NATURAL HISTORY

 

When did the endemic Hawaiian sap beetles arrive?

The Hawaiian Islands are the most isolated high islands in the world, being 3,200 km from the nearest major landmass (Carson and Clague, 1995).  The islands are formed in the middle of the Pacific plate as it moves 8.6 – 9.2 cm/yr to the northwest over a hot spot with a relatively fixed position (Wilson, 1963) (Clague and Darymple, 1987).  The resulting chain of islands has the youngest active volcanoes to the southeast and older features to the northwest.  As new high islands are formed the older islands are reduced by subsidence, erosion, slumping , and landslides, to low islands, atolls, and finally submerged seamounts. Organisms can persist for longer than the island onwhich they originally arrived by colonizing new islands as they emerge, the "stepping-stone" hypothesis.

Colonization date estimation
The serial formation and K-Ar dating of the Hawaii Islands provides an ideal context for estimating the age of endemic species radiations.  By fixing the date of putative inter-island cladogenic events the age of deeper nodes on a cladogram can be estimated.  The ages of many lineages of plants and animals in Hawaii have been estimated using the molecular clock and biogeographic dating.  Price and Clague (2002) , reviewed plant and animal lineages for which colonization dates have been estimated, proposing that the majority of lineages are no older than the oldest current  high island, Kauai.  Kauai marks the end of a previous period of low lava flow and the formation of relatively small and low elevation islands.  They believed that the ~3 Mya period of low island formation after Necker (8 Mya) created a bottleneck that prevented the majority of lineages from successfully colonizing from the previous high islands.


Penalized likelihood PL (Sanderson, 2002) was used to estimate the deepest divergence among the endemic species and between the endemic species and the nearest outgroup sampled. 


The lowest estimate for the root node, and therefore time of Hawaiian colonization, was 6.49 Mya and the highest estimate was 8.97 Mya.  Estimates of the divergence time between the Hawaiian taxa and the nearest outgroup varied between 10.00 Mya and 13.71 Mya, for the same calibration schemes as above.  The nearest outgroups included in the analysis are probably not the nearest extant relatives and provide a maximum divergence time only. 

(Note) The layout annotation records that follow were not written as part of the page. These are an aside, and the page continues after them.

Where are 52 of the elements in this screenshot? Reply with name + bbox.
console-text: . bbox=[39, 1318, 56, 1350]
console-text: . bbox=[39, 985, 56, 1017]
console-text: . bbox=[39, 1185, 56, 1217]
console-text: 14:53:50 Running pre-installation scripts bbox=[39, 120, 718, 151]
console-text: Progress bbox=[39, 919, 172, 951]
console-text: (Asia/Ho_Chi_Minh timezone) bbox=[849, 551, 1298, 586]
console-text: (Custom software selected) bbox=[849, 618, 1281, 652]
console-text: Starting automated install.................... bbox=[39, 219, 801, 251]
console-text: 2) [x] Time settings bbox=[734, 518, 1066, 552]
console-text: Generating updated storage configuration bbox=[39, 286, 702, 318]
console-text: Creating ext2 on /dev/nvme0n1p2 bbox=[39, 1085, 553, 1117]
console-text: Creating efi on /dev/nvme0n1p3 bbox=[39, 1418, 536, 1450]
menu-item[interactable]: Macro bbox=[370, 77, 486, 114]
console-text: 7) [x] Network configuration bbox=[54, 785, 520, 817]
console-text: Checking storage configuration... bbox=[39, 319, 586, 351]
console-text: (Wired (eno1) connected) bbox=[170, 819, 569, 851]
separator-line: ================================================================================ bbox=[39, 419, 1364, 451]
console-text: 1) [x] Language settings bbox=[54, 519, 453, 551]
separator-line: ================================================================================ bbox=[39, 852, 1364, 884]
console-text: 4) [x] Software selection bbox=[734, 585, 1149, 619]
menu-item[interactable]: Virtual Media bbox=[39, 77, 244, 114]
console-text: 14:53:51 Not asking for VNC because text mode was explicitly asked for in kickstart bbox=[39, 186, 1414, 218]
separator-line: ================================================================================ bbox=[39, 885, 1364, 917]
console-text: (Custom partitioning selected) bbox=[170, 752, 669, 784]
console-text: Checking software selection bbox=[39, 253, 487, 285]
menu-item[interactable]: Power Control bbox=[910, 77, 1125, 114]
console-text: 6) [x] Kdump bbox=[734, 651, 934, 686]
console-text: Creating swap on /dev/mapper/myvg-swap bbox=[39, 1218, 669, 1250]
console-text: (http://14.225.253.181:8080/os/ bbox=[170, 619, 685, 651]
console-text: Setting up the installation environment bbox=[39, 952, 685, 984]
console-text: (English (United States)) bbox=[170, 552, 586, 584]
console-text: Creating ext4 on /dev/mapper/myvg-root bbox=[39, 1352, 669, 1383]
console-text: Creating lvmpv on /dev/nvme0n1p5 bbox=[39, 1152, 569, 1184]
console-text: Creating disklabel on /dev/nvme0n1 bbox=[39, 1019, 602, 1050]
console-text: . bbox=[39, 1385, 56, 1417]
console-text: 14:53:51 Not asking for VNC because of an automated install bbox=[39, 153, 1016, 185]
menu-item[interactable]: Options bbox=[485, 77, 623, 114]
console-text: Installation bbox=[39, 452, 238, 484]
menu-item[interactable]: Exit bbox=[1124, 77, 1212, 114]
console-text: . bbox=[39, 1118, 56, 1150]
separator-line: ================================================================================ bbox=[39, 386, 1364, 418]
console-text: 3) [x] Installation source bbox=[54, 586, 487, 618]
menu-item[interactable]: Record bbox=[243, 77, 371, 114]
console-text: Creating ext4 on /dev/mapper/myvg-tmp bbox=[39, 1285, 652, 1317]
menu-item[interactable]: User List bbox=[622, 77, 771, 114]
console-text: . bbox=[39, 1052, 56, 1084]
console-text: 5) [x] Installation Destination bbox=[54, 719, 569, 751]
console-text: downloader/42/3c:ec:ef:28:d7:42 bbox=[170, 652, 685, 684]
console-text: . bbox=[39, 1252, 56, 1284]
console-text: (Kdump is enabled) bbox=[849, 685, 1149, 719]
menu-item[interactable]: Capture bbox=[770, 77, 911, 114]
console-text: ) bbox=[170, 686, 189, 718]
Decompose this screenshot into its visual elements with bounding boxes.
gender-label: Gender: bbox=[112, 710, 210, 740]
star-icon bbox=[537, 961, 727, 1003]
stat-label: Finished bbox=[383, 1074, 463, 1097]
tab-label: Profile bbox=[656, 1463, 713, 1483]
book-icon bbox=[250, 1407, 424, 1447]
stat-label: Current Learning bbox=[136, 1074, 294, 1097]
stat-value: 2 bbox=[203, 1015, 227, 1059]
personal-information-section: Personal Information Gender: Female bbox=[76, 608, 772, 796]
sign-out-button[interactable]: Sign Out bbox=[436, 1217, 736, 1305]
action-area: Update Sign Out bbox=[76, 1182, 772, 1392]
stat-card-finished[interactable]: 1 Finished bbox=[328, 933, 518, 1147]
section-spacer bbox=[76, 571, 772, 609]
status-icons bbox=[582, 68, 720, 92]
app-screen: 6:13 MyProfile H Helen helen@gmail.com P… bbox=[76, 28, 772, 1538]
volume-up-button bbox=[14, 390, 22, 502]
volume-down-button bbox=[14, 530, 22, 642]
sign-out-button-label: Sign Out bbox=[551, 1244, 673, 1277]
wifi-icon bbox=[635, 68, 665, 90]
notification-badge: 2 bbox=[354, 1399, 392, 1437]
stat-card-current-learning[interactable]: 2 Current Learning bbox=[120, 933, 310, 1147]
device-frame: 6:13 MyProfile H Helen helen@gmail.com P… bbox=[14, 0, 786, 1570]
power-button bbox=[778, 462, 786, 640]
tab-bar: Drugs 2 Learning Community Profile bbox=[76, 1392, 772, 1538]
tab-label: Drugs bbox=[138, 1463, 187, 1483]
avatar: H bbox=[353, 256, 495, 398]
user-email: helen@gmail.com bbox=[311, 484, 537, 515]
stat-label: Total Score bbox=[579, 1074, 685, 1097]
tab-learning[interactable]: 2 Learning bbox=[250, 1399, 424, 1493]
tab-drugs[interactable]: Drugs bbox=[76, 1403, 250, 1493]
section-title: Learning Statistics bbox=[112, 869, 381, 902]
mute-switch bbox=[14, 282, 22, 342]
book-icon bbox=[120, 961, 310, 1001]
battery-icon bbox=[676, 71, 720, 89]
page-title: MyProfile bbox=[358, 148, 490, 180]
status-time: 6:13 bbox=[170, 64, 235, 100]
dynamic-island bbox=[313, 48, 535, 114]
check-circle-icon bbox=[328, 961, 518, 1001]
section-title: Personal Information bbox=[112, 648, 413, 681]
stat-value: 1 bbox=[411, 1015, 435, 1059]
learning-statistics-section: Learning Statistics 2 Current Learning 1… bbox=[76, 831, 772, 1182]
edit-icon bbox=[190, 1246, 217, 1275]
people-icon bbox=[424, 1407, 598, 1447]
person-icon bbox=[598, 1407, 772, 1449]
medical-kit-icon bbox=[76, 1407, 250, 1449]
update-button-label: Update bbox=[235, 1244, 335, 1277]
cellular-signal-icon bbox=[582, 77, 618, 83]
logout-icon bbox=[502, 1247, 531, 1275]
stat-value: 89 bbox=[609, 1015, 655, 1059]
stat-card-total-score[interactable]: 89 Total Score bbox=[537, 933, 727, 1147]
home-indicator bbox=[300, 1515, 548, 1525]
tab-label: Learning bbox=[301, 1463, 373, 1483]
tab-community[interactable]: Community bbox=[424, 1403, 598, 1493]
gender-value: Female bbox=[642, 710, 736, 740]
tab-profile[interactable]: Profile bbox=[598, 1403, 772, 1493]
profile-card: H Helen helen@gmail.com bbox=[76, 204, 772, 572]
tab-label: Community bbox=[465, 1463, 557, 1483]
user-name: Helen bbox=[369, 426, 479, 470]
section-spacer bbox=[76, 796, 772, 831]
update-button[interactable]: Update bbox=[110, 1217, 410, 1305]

The results suggest that the endemic Hawaiian Nitidulidae colonized the Hawaiian Islands before the formation of the present high islands, between Gardiner and Nihoa Islands , and successfully colonized Kauai and the younger present high islands.

Price, J. P., and D. A. Clague. 2002. How Old is the Hawaiian Biota? Geology and Phylogeny Suggest Recent Divergence. Proc. R. Soc. Lond. B 269:2429-2435.

Sanderson, M. J. 2002. Estimating Absolute Rates of Molecular Evolution and Divergence Times: A Penalized Likelihood Approach. Mol. Biol. Evol. 19:101-109.